05. DO Keep it Light and Fast-Loading
Even with 4G mobile networks covering most of Canada and the U.S., mobile devices are still far slower and bandwidth more expensive than desktop. You need to keep your responsive site as light as possible. Keep in mind, the biggest problem with responsive is that it’s not (yet) adaptive. In other words, that giant background image on your home page is the same if I’m viewing it on my 35-inch HD desktop display as on my tiny iPhone 5. A truly optimized asset is an asset never downloaded.
04. DON’T Use Tiny Links
A mouse was DESIGNED for great granular control and a finger is a pretty horrible pointing device. Keep your line-height at least 1.4 and your body font size at least 16px. Buttons and navigation links should also have at least 8 pixels of padding and 15px of margin around them, for those of us with fat fingers.
03. DO Test, Test, Test
Designing a mobile site requires prioritization. The only way to prioritize is by measuring and testing your design to ensure they support these critical tasks. Look into User Experience testing for real-world tests on your designs while still on a staging server. One of my favorites is UserTesting.com. They also have a free trial version called “Peek” for those of you a little apprehensive about UX testing.

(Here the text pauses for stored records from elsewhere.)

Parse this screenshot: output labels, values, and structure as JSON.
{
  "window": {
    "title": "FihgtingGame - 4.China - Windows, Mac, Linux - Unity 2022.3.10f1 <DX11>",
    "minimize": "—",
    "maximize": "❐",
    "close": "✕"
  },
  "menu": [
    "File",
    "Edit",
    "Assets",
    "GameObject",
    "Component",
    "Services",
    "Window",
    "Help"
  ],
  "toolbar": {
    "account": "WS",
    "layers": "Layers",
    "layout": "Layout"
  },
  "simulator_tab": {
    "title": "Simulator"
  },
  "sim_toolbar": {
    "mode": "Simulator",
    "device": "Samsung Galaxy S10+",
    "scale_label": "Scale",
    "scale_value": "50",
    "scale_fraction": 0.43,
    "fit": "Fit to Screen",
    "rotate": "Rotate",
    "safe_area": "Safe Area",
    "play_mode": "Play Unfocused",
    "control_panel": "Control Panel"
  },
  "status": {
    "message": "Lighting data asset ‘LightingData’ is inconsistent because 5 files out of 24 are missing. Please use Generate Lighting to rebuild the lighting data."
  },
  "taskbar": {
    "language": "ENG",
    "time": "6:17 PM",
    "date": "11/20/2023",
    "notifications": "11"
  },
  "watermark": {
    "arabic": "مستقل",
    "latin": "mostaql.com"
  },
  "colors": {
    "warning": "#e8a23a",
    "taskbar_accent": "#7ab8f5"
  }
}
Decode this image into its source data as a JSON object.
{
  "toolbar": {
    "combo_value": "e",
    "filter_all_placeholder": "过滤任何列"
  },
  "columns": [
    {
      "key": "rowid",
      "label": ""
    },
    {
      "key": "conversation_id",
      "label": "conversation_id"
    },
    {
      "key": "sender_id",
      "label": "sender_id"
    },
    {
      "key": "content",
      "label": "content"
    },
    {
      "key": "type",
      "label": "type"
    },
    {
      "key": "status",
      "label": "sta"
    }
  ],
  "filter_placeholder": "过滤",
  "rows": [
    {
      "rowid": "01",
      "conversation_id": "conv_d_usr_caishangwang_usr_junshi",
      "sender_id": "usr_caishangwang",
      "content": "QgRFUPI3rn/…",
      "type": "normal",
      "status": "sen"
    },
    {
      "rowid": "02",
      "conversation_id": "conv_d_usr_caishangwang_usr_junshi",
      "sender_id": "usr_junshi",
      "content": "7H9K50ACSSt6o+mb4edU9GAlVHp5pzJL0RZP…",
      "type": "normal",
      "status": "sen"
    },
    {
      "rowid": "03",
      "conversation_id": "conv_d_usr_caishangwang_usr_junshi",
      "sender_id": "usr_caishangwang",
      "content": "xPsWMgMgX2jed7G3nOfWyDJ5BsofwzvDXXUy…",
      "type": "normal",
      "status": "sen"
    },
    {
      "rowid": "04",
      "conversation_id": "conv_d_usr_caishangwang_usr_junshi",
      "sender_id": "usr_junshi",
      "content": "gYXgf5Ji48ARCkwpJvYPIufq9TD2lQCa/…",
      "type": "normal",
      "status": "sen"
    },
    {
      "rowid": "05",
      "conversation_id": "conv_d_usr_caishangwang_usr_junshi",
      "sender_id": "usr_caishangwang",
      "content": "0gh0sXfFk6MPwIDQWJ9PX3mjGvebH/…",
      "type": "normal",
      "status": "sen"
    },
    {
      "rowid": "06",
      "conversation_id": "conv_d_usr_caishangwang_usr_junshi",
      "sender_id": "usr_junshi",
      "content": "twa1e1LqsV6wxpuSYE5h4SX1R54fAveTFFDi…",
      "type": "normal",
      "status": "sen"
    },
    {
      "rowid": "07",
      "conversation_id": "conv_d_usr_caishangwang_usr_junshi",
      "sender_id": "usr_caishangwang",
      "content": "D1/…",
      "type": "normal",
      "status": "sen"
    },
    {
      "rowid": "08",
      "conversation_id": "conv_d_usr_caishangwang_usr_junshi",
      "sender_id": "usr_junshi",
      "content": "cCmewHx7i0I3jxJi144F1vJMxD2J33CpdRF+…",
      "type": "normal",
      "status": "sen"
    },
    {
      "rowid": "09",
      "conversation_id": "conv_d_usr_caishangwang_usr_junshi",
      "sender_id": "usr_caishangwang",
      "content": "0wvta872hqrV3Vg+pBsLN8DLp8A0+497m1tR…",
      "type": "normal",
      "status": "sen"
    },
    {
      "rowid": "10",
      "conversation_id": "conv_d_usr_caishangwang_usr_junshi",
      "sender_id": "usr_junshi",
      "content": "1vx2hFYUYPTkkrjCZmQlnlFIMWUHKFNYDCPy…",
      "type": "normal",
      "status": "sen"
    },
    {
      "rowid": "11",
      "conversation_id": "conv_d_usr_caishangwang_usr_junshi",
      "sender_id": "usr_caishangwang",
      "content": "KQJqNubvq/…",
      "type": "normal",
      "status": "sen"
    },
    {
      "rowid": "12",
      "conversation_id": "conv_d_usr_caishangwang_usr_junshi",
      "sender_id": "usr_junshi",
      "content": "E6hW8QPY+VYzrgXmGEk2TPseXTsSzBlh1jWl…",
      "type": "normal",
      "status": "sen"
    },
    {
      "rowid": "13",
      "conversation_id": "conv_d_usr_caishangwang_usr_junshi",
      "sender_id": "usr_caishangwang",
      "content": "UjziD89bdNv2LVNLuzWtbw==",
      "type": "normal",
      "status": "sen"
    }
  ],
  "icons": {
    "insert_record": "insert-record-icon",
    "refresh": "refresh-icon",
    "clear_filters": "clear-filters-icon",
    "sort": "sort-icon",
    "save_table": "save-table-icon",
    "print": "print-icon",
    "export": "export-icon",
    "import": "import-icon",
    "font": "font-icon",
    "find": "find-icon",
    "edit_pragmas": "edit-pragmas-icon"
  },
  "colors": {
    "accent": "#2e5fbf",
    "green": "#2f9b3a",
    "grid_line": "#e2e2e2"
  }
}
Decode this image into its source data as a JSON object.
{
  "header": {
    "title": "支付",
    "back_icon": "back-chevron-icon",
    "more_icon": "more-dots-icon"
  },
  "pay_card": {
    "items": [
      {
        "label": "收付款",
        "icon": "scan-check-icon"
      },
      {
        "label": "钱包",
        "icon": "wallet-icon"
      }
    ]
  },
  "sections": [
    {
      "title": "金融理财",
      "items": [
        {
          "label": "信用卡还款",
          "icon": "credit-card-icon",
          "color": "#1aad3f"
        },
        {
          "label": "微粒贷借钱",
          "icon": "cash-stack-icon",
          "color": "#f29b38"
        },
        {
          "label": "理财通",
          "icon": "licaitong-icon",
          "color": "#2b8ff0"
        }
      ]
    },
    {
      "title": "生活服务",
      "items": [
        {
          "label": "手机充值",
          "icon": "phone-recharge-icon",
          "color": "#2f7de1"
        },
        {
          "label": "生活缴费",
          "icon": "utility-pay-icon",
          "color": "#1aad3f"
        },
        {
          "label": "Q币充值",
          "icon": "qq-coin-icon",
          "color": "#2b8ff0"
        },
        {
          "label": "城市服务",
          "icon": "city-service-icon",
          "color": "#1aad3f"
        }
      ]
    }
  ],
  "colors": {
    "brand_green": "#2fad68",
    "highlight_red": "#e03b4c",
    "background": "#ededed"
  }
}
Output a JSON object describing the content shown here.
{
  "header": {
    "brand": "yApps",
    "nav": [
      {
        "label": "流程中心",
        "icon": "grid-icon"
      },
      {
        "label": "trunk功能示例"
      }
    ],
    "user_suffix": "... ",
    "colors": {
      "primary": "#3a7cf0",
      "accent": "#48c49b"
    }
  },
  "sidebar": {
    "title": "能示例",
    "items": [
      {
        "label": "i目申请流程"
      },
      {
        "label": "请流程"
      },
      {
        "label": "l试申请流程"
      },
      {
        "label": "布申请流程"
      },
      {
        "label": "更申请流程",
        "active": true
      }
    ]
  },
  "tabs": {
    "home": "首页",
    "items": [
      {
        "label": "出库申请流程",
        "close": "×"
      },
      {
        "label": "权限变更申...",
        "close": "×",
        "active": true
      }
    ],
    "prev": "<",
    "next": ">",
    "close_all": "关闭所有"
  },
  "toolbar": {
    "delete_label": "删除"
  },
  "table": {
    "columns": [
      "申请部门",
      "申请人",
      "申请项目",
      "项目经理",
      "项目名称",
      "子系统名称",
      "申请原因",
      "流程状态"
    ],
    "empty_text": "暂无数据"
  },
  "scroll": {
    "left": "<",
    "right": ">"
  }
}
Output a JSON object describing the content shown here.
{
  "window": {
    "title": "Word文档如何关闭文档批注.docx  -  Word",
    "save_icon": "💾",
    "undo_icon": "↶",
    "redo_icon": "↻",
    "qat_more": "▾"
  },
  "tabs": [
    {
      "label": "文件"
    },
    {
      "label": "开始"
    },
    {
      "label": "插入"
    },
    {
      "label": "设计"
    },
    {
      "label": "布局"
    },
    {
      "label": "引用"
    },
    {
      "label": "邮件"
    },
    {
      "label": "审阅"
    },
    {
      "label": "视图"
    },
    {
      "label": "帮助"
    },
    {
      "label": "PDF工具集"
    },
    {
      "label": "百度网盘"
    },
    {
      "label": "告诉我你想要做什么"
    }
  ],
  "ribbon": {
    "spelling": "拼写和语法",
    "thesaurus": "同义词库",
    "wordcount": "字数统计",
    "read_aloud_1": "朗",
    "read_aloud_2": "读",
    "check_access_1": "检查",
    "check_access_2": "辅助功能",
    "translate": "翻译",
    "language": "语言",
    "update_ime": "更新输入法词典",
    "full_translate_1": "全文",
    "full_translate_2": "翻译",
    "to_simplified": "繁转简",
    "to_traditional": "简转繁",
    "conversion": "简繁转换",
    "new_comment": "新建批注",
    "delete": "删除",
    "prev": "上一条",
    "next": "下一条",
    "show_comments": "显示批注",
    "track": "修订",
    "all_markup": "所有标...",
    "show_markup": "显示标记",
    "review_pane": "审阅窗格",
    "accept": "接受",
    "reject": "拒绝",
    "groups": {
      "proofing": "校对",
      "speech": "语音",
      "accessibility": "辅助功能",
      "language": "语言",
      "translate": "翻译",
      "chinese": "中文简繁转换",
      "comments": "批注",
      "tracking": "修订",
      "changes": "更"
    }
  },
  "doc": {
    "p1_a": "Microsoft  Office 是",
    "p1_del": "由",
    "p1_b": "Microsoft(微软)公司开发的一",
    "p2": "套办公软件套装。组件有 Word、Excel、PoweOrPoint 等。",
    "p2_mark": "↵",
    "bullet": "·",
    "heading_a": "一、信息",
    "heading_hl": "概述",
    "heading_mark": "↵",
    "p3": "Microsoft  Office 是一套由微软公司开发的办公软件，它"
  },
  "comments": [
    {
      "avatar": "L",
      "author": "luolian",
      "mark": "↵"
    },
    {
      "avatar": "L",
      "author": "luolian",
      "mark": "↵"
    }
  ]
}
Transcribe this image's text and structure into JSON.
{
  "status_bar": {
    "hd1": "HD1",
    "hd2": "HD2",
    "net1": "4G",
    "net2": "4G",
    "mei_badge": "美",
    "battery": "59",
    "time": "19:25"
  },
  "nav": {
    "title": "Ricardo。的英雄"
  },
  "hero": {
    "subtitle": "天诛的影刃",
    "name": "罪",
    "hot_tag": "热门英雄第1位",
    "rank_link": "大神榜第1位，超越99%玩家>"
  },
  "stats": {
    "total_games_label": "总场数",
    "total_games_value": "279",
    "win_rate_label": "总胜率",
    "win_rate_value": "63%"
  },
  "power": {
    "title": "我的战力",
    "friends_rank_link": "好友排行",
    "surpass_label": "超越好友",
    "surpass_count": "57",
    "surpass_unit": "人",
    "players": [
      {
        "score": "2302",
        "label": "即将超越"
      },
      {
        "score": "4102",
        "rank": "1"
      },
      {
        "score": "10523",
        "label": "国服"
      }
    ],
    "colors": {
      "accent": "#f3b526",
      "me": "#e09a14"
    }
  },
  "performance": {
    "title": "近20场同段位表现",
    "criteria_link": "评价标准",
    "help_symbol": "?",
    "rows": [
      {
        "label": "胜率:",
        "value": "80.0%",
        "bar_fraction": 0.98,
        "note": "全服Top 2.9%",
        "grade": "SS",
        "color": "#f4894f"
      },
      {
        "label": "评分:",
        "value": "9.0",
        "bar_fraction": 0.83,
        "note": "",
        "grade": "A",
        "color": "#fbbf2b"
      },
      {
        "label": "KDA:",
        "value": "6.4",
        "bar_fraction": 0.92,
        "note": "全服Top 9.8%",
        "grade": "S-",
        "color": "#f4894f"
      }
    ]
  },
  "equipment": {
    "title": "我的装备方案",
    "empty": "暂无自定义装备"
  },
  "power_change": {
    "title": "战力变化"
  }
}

02. DON’T “Build the Lily”
Something as beautiful as a Lily doesn’t need to be recreated. Try to adhere to certain design conventions whenever possible. That’s what people are used to seeing and interacting with. Google, for one, came up with their own UI design convention they named “Material Design.” Not that “Material Design” is the end-all and be-all. Just stick to the classics, unless you’ve got a really good reason to depart from those conventions. Even then, remember, the Lily was perfect before you tried to improve it.
01. DO Design “Mobile-First”
We’ve mentioned this before, but I think it bears mentioning again. Don’t start designing your new mobile-friendly site for desktop and then try and cram it into a mobile device. You need to do it in reverse, ergo, “mobile-first.” Start by designing a full-featured responsive website for mobile and then scale it UP for tablets, netbooks, and desktops. As you move up, your images could get larger (loads a separate, larger image src), your page could get a little heavier (if it must), and your navigation could return to something a bit more “mouse-friendly.”